Она мигнула, но странное видение не исчезло. И лишь когда сквозь него она заметила выскочившего из ближней парадной Витьку, резко замедлившего шаги и неожиданно свернувшего в переулок – не захотел, вероятно, дурак, с ней здороваться – марево истончилось и слабой пленочкой расползлось в глубинах квартала. Снова были камень, вода, тополиные смоляные почки, припахивающие «мокканой». Вывернул из-за поворота автобус и попыхтел в сторону площади. Потек вдоль набережной клуб дыма. Дышать было нечем. Ладно, сказала Вика шепотом неизвестно кому. Ладно, ладно…

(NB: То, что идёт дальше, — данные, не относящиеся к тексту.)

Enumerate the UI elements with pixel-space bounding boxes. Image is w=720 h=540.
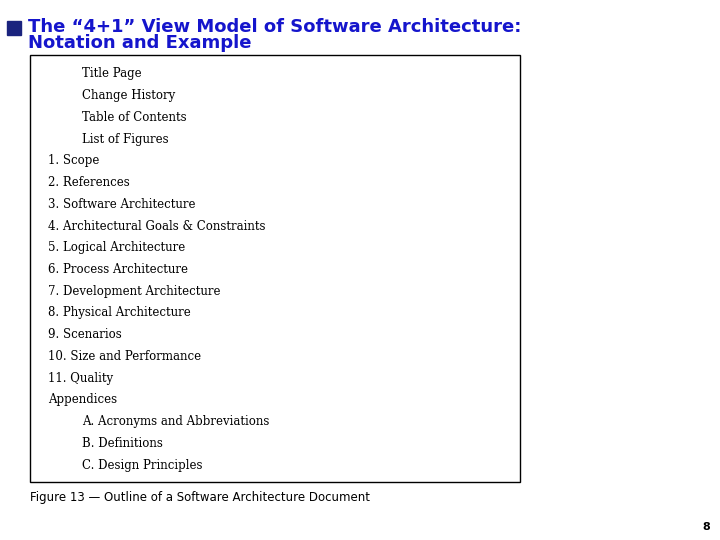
Text: Appendices: Appendices — [48, 394, 117, 407]
Text: Figure 13 — Outline of a Software Architecture Document: Figure 13 — Outline of a Software Archit… — [30, 491, 370, 504]
Text: Title Page: Title Page — [82, 68, 142, 80]
Text: 3. Software Architecture: 3. Software Architecture — [48, 198, 196, 211]
Text: Notation and Example: Notation and Example — [28, 34, 251, 52]
Text: 10. Size and Performance: 10. Size and Performance — [48, 350, 201, 363]
Text: The “4+1” View Model of Software Architecture:: The “4+1” View Model of Software Archite… — [28, 18, 521, 36]
Text: A. Acronyms and Abbreviations: A. Acronyms and Abbreviations — [82, 415, 269, 428]
Text: 1. Scope: 1. Scope — [48, 154, 99, 167]
Text: C. Design Principles: C. Design Principles — [82, 458, 202, 471]
Text: 8: 8 — [702, 522, 710, 532]
Text: 11. Quality: 11. Quality — [48, 372, 113, 384]
Text: Change History: Change History — [82, 89, 175, 102]
Text: 4. Architectural Goals & Constraints: 4. Architectural Goals & Constraints — [48, 220, 266, 233]
Text: Table of Contents: Table of Contents — [82, 111, 186, 124]
Text: 9. Scenarios: 9. Scenarios — [48, 328, 122, 341]
Text: B. Definitions: B. Definitions — [82, 437, 163, 450]
Text: 6. Process Architecture: 6. Process Architecture — [48, 263, 188, 276]
Bar — [7, 21, 21, 35]
Text: 5. Logical Architecture: 5. Logical Architecture — [48, 241, 185, 254]
Text: 2. References: 2. References — [48, 176, 130, 189]
Text: List of Figures: List of Figures — [82, 133, 168, 146]
Text: 7. Development Architecture: 7. Development Architecture — [48, 285, 220, 298]
Text: 8. Physical Architecture: 8. Physical Architecture — [48, 307, 191, 320]
Bar — [30, 55, 520, 482]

Сверкнул блик солнца в окне.
Она пожала плечами и пошла дальше.
Долгое, как показалось Вике, бесконечно долгое время ничего не происходило. Она все так же ходила в школу и через силу высиживала в молчании томительные уроки. Выходила к доске и что-то рассказывала, если ее вызывали. Если же не вызывали, и ладно – сама на ответ не напрашивалась. Ей хотелось, чтобы ее вообще больше не замечали. Зеркало по-прежнему отражало проваленный туфлей и расширяющийся книзу гадкий утиный нос, близко посаженные глаза, излишне тонкую и какую-то уплощенную челюсть. Никаких изменений с этим безобразием не обнаруживалось. Мечты оказались иллюзиями. Таинственная «моккана» – мифическим средством, призванным, вероятно, утешить бедную девушку. Она уже воспринимала все случившееся как розыгрыш. Пройдет, наверное, недели две-три, и дядя Мартин объявит, что наступило некоторое улучшение. Теперь ты можешь быть довольна собой, утенок. Это то, что сейчас называют модным термином – психотерапия. Находятся, видимо, дурочки, которые этому верят. Жаль, что она сама уже далеко не дурочка.
Единственным, что внушало некоторые надежды, был неожиданно прорезавшийся у нее чудовищный аппетит. Ела Вика теперь раз восемь в день, и все равно оставалась непрерывно голодной. Завтрак, обед и ужин проваливались в какую-то бездонную пустоту, и уже через полчаса начинало отчаянно сосать под ложечкой. В школе она непрерывно жевала бутерброды на переменках; стыдно сказать, брала с собой чуть ли не целый батон, а, вернувшись домой, прежде всего съедала – первое, второе и третье, далее – пару ватрушек, бублик какой-нибудь, небольшую баночку джема, а потом, это уже после сладкого, наворачивала, не в силах остановиться, грамм четыреста колбасы. Живот у нее вздувался просто, как барабан. И все равно минут через сорок можно было обедать заново. А если она напряжением воли подавляла в себе чувство голода – все же нельзя столько жрать, даже перед матерью неудобно – то у нее начинала чем дальше, тем отчетливее плыть голова, и все тело казалось сделанным из мягкого пластилина. Даже в сгибах локтей появлялось тогда ноющее бессилие, а колени дрожали так, что Вика просто боялась шлепнуться на пол. Впрочем, все это проходило, стоило лишь заглотить, например, бутерброд с сыром. В конце концов, Вика махнула рукой и перестала противиться требованиям своего нового состояния. Организм лучше знает, что ему нужно. Подумаешь, аппетит. Она согласна была терпеть и не такие мучения. Лишь бы сбросить ненавистный утиный облик. А что – аппетит? От аппетита никто еще не умирал.
Самое удивительное, что она нисколько не располнела при том жутком количестве пищи, которое поглощала. Она не сделалась рыхлой, как опасалась, и не прибавила в весе ни одного килограмма. Напротив, даже, кажется, похудела, выпрямилась, вроде бы, стала стройнее и теперь двигалась по квартире с завидной легкостью, чуть ли не пританцовывая. Значит, какие-то изменения в ней все же происходили. Происходили, происходили! Вика боялась задумываться над этим, чтобы не сглазить. Она теперь только искоса поглядывала в настенное зеркало. Лучше уж подождать. Нечего пялиться на себя каждые пять минут. И вот однажды, ей вдруг почудилось, что здесь что-то не так. А когда она, обернувшись на всякий случай – не смотрит ли за ней кто-нибудь, – подошла и чуть не вплотную приблизила лицо к стеклянной поверхности, то увидела, что ненавистные угри на левой щеке исчезли, совершенно исчезли, будто их никогда здесь и не было, кожа на этом месте стала светлой и шелковистой, а недавно еще земляные щеки – матовыми, как она и мечтала.
Вика, не отрываясь, смотрела в зеркало.
Смотрела, наверное, секунд тридцать.